A fierce political feud is tearing through Iran’s ruling elite, exposing deep fractures within a regime long defined by unity in repression and control.

Analysts in Tehran are calling it a “war of wolves” — a brutal contest for survival among insiders as Supreme Leader Ali Khamenei’s grip weakens and his eventual succession looms ever closer.

The turmoil reached a public crescendo this week when Ali Larijani, a former parliament speaker and one of Khamenei’s most trusted lieutenants, issued a rare public appeal for restraint.

Writing on X, the social media platform banned for ordinary Iranians but routinely used by officials, Larijani warned that senior figures “still fail to grasp the sensitivity and gravity of the current situation,” urging them to “move beyond differences and strengthen national unity.”

For many Iranians, that call rang hollow. Citizens mocked the appeal, noting that the Islamic Republic has lived in “sensitive circumstances” since 1979, yet has never tolerated dissent or accountability.

Behind the public bickering lies a deeper, more dangerous struggle: the competition for wealth and influence in a crumbling, corrupt system.

Since the devastating Israeli air campaign in June 2025, which destroyed key elements of Iran’s nuclear and air defense infrastructure, Khamenei has largely vanished from public view.

His frail appearance and absence from major state functions have left Iran’s elite guessing who actually runs the country.

Former President Hassan Rouhani reignited tensions in July by criticizing the Islamic Revolutionary Guard Corps (IRGC) for wasting national resources on “inefficient” military programs.

The IRGC struck back, accusing Rouhani of cutting defense budgets and undermining national security during his presidency.

Rouhani went further, warning that Russia’s alliance with Tehran was “self-serving and unreliable,” a rare challenge to the Kremlin-friendly faction now dominant in Iran.

Parliament Speaker Mohammad Bagher Ghalibaf, a former IRGC commander, lashed out at Rouhani and former Foreign Minister Mohammad Javad Zarif for their remarks.

By early November, the feud had escalated to open confrontation: parliamentary spokesman Abbas Goudarzi urged the judiciary to prosecute Zarif for “anti-Russian statements” and “disturbing national unity.”

The IRGC-aligned hardliners have crushed Rouhani’s reformist bloc since 2020, seizing control of parliament through tightly managed elections.

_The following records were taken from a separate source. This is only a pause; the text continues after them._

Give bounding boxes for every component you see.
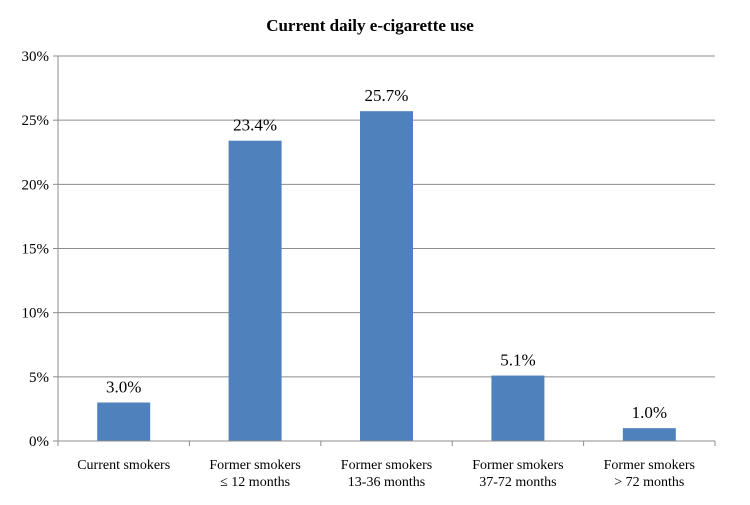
x-tick-label-line: 13-36 months bbox=[348, 475, 425, 490]
bar bbox=[622, 428, 676, 441]
x-axis-tick-labels: Current smokers Former smokers ≤ 12 months… bbox=[77, 458, 695, 490]
x-tick-label: Former smokers 37-72 months bbox=[472, 458, 563, 490]
x-tick-label-line: Former smokers bbox=[341, 458, 432, 473]
data-label: 3.0% bbox=[106, 378, 141, 397]
data-label: 1.0% bbox=[632, 403, 667, 422]
y-tick-label: 0% bbox=[29, 434, 49, 450]
axes bbox=[57, 56, 716, 446]
x-tick-label: Current smokers bbox=[77, 458, 170, 473]
y-tick-label: 5% bbox=[29, 370, 49, 386]
bar bbox=[97, 402, 151, 441]
y-tick-label: 30% bbox=[22, 49, 50, 65]
x-tick-label-line: Current smokers bbox=[77, 458, 170, 473]
bars bbox=[97, 111, 676, 441]
bar bbox=[491, 375, 545, 441]
x-tick-label-line: Former smokers bbox=[209, 458, 300, 473]
x-tick-label-line: Former smokers bbox=[604, 458, 695, 473]
data-label: 5.1% bbox=[500, 351, 535, 370]
x-tick-label-line: ≤ 12 months bbox=[220, 475, 290, 490]
x-tick-label: Former smokers ≤ 12 months bbox=[209, 458, 300, 490]
data-label: 25.7% bbox=[365, 86, 409, 105]
x-tick-label: Former smokers > 72 months bbox=[604, 458, 695, 490]
y-axis-tick-labels: 0% 5% 10% 15% 20% 25% 30% bbox=[22, 49, 50, 450]
data-label: 23.4% bbox=[233, 116, 277, 135]
x-tick-label-line: > 72 months bbox=[614, 475, 684, 490]
data-labels: 3.0% 23.4% 25.7% 5.1% 1.0% bbox=[106, 86, 667, 422]
bar bbox=[360, 111, 413, 441]
x-tick-label-line: 37-72 months bbox=[479, 475, 556, 490]
bar bbox=[228, 140, 282, 441]
x-tick-label-line: Former smokers bbox=[472, 458, 563, 473]
y-tick-label: 15% bbox=[22, 242, 50, 258]
chart-title: Current daily e-cigarette use bbox=[266, 16, 474, 35]
y-tick-label: 25% bbox=[22, 113, 50, 129]
y-tick-label: 10% bbox=[22, 306, 50, 322]
x-tick-label: Former smokers 13-36 months bbox=[341, 458, 432, 490]
y-tick-label: 20% bbox=[22, 177, 50, 193]
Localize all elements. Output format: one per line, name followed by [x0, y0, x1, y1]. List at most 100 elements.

Yet their dominance has not brought cohesion.

Instead, competing factions within the conservative camp are now fighting over who will control Iran’s political and financial machinery once Khamenei — now 86 and visibly frail — is gone.

At the heart of the struggle lies Iran’s crony capitalist economy, which rewards loyalty over competence and has bred staggering corruption.

Most members of the political elite depend entirely on state contracts, monopolies, and subsidies — systems they built and now cling to for survival. “They have no skills to thrive in a free-market economy,” one Tehran economist said. “Without the regime, they lose everything.”

That fragility was laid bare by the collapse of Bank Ayandeh in October, a scandal that revealed decades of insider theft and mismanagement.

The Central Bank’s decision to absorb the institution rather than prosecute its operators provoked outrage — even among loyal conservatives. Seyyed Yasser Jebraily, a regime insider, admitted on X that “nearly one hundred billion dollars of the nation’s capital has been plundered” since 2018.

For many Iranians, this confirmed what they already believed: that corruption, not foreign sanctions, has impoverished the country.

Decades of cronyism have gutted Iran’s productive economy and concentrated power in the hands of a few families and security networks.

As uncertainty grows over Khamenei’s successor, those networks are turning on each other — looting what remains of the state before the system they built begins to devour itself.